Sebastian Vettel's hopes of securing victory for Ferrari at the Russian Grand Prix in Sochi this weekend have been dealt a sizable blow after the four-time world champion was handed a grid penalty due to a gearbox change. Current Formula 1 rules stipulate that teams must use the same unit for six consecutive events, with any unscheduled upgrade automatically punished by a fall of five places.
Lewis Hamilton was subject to the same penalty prior to the last race in China, where Mercedes decided to incur the sanction and rely upon the 31-year-old taking advantage of the plentiful overtaking opportunities on offer at the Shanghai International Circuit rather than risk retirement. Such a problem compounded a rather frustrating day for Vettel, who maintained good pace during the second practice session but was later forced to sit out following another issue with the car.
"Looks like we had an electric problem, but I am sure we can fix it," he was quoted as saying by the official Formula 1 website. "Still, it is a shame, because now we are lacking some laps, especially in the long runs on race trims, which would have allowed us to see how competitive we are. But Kimi [Raikkonen] did the homework for the team, so it is not too bad.

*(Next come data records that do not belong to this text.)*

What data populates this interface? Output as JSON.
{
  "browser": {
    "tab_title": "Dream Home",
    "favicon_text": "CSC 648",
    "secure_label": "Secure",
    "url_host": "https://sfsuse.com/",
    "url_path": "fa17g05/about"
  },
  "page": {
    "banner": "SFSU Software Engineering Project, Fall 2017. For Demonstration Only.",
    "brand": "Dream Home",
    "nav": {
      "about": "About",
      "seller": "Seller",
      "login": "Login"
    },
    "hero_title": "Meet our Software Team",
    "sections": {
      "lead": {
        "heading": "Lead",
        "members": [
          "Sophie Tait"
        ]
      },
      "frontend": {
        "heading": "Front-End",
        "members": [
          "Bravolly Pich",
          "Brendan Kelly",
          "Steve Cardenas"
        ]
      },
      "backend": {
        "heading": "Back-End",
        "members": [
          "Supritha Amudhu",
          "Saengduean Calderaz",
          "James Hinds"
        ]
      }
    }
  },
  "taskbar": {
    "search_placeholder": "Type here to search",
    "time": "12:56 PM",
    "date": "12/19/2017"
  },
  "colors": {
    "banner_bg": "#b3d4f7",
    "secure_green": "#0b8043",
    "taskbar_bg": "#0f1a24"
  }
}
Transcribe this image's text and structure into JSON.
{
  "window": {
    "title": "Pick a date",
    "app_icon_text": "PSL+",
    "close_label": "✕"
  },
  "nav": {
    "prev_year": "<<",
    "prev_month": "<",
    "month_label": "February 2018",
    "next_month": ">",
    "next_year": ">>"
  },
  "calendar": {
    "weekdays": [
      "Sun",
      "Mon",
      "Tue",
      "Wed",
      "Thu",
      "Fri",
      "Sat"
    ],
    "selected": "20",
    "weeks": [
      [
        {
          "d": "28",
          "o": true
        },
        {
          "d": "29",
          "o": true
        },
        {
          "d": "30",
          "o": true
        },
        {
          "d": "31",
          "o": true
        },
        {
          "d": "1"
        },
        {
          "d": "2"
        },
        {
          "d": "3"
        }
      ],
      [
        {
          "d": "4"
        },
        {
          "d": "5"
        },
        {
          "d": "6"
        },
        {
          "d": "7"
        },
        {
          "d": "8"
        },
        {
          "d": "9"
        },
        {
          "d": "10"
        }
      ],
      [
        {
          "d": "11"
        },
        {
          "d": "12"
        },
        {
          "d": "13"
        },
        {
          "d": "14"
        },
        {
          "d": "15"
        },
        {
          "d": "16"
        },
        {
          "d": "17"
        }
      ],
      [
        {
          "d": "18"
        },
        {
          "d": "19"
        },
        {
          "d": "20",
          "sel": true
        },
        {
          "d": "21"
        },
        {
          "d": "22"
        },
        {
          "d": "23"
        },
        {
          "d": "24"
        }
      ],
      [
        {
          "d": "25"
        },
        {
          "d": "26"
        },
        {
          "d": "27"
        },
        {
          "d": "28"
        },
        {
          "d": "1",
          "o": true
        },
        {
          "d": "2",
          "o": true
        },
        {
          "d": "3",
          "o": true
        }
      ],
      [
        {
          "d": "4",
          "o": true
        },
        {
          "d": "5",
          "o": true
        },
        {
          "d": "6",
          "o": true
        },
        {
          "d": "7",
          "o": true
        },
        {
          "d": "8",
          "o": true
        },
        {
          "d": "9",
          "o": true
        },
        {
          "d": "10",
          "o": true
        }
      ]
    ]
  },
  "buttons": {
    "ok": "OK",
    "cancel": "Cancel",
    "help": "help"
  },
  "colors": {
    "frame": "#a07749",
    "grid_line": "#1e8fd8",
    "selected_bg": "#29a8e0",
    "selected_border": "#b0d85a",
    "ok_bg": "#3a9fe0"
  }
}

"Also, here in Russia we know roughly what to expect. I think we can still learn a lot from what other people did. In qualifying trim we still have some stuff to improve. I think the car was getting better though. The track was quite dirty in the morning and then during the day it came more towards us. I felt happier as the day continued, it's true that for the race we are lacking a bit of information, but we will see tomorrow morning, when we have another practice session."
Vettel finished third behind both Silver Arrows in the Drivers' Standings last season and currently lies fourth and 42 points adrift of runaway leader Nico Rosberg. The former Red Bull stalwart led for a while during the 2016 curtain-raiser in Australia, but eventually finished third after a red flag and a debatable tyre policy. He was sadly forced to retire on the formation lap in Bahrain following engine failure and eventually came second in China despite colliding with teammate Raikkonen at the first corner. He made headlines after that race for a pre-podium room spat with Daniil Kvyat, whom he considered reckless and blamed for that early clash.